High levels of radioactivity found on Aberdeen beach

A section of beach near Aberdeen has been sealed off from the public after the Scottish Environmental Protection Agency (SEPA) found abnormally high levels of radioactivity in the sand.

SEPA has undertaken an assessment of the health risks to the public and found it is "likely to be negligible."

The Agency is now monitoring a wider range of the beach to see how far the contamination has spread as well as the source of the material.

No conclusions have yet been made about the source of the material, but SEPA has said it is commonly used in offshore oil drilling equipment.

There is a discharge pipe used by Scotoil, a company that regularly undertakes normally occurring radioactive material - NORM - cleaning operations for the oil drilling industry, very close to the source of contamination.

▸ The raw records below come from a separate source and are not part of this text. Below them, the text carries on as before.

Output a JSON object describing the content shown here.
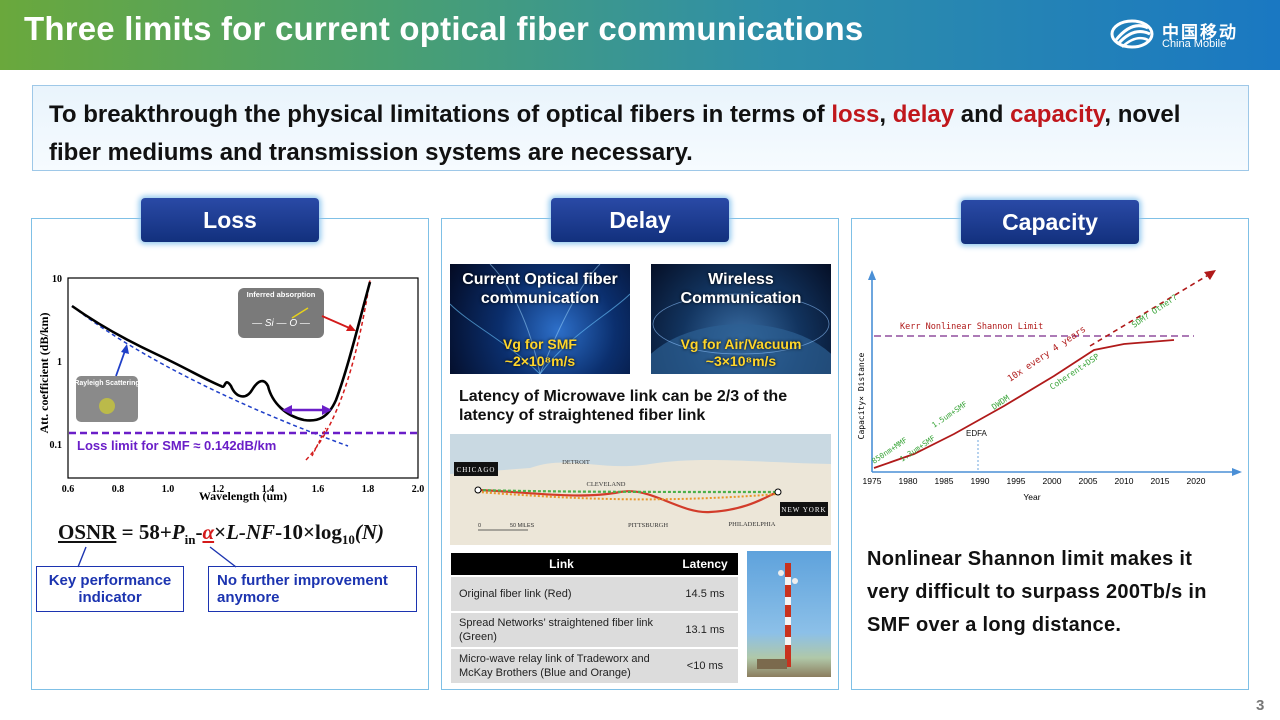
{
  "header": {
    "title": "Three limits for current optical fiber communications",
    "logo_cn": "中国移动",
    "logo_en": "China Mobile"
  },
  "intro": {
    "part1": "To breakthrough the physical limitations of optical fibers in terms of ",
    "loss": "loss",
    "sep1": ", ",
    "delay": "delay",
    "sep2": " and ",
    "capacity": "capacity",
    "part2": ", novel fiber mediums and transmission systems are necessary."
  },
  "colors": {
    "accent_red": "#c0171c",
    "pill_blue": "#12307d",
    "panel_border": "#7fc0e6"
  },
  "loss": {
    "heading": "Loss",
    "chart": {
      "ylabel": "Att. coefficient (dB/km)",
      "xlabel": "Wavelength (um)",
      "yticks": [
        "10",
        "1",
        "0.1"
      ],
      "xticks": [
        "0.6",
        "0.8",
        "1.0",
        "1.2",
        "1.4",
        "1.6",
        "1.8",
        "2.0"
      ],
      "annot_absorption": "Inferred absorption",
      "annot_rayleigh": "Rayleigh Scattering",
      "loss_limit": "Loss limit for SMF ≈ 0.142dB/km"
    },
    "osnr_label": "OSNR",
    "osnr_pre": " = 58+",
    "osnr_p": "P",
    "osnr_in": "in",
    "osnr_dash": "-",
    "osnr_alpha": "α",
    "osnr_mid": "×",
    "osnr_L": "L",
    "osnr_nf": "-NF",
    "osnr_tail": "-10×log",
    "osnr_sub10": "10",
    "osnr_N": "(N)",
    "kpi": "Key performance indicator",
    "no_improve": "No further improvement anymore"
  },
  "delay": {
    "heading": "Delay",
    "tile1_title": "Current Optical fiber communication",
    "tile1_sub": "Vg for SMF ~2×10⁸m/s",
    "tile2_title": "Wireless Communication",
    "tile2_sub": "Vg for Air/Vacuum ~3×10⁸m/s",
    "statement": "Latency of Microwave link can be 2/3 of the latency of straightened fiber link",
    "map": {
      "chicago": "CHICAGO",
      "detroit": "DETROIT",
      "cleveland": "CLEVELAND",
      "pittsburgh": "PITTSBURGH",
      "philadelphia": "PHILADELPHIA",
      "new_york": "NEW YORK",
      "scale_0": "0",
      "scale_50": "50 MILES"
    },
    "table": {
      "headers": [
        "Link",
        "Latency"
      ],
      "rows": [
        [
          "Original fiber link (Red)",
          "14.5 ms"
        ],
        [
          "Spread Networks’ straightened fiber link (Green)",
          "13.1 ms"
        ],
        [
          "Micro-wave relay link of Tradeworx and McKay Brothers (Blue and Orange)",
          "<10 ms"
        ]
      ]
    }
  },
  "capacity": {
    "heading": "Capacity",
    "chart": {
      "ylabel": "Capacity× Distance",
      "xlabel": "Year",
      "xticks": [
        "1975",
        "1980",
        "1985",
        "1990",
        "1995",
        "2000",
        "2005",
        "2010",
        "2015",
        "2020"
      ],
      "kerr": "Kerr Nonlinear Shannon Limit",
      "sdm": "SDM? Other?",
      "growth": "10x every 4 years",
      "coherent": "Coherent+DSP",
      "dwdm": "DWDM",
      "edfa": "EDFA",
      "l15": "1.5um+SMF",
      "l13": "1.3um+SMF",
      "l850": "850nm+MMF"
    },
    "statement": "Nonlinear Shannon limit makes it very difficult to surpass 200Tb/s in SMF over a long distance."
  },
  "page_number": "3"
}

Discussions over the emissions between SEPA and Scotoil have now begun although SEPA has stressed that at this stage it has insufficient evidence to draw any conclusions about the source of the material.

Production at Scotoil has been halted as a precaution.

SEPA has commissioned the Radiation Protection Division of Health Protection Scotland to undertake further intensive monitoring of the beach to confirm the extent of the contamination.

The general tidal and wave movements on the beach are from north to south. This suggests that the contamination is likely to be confined to the southern end of the beach.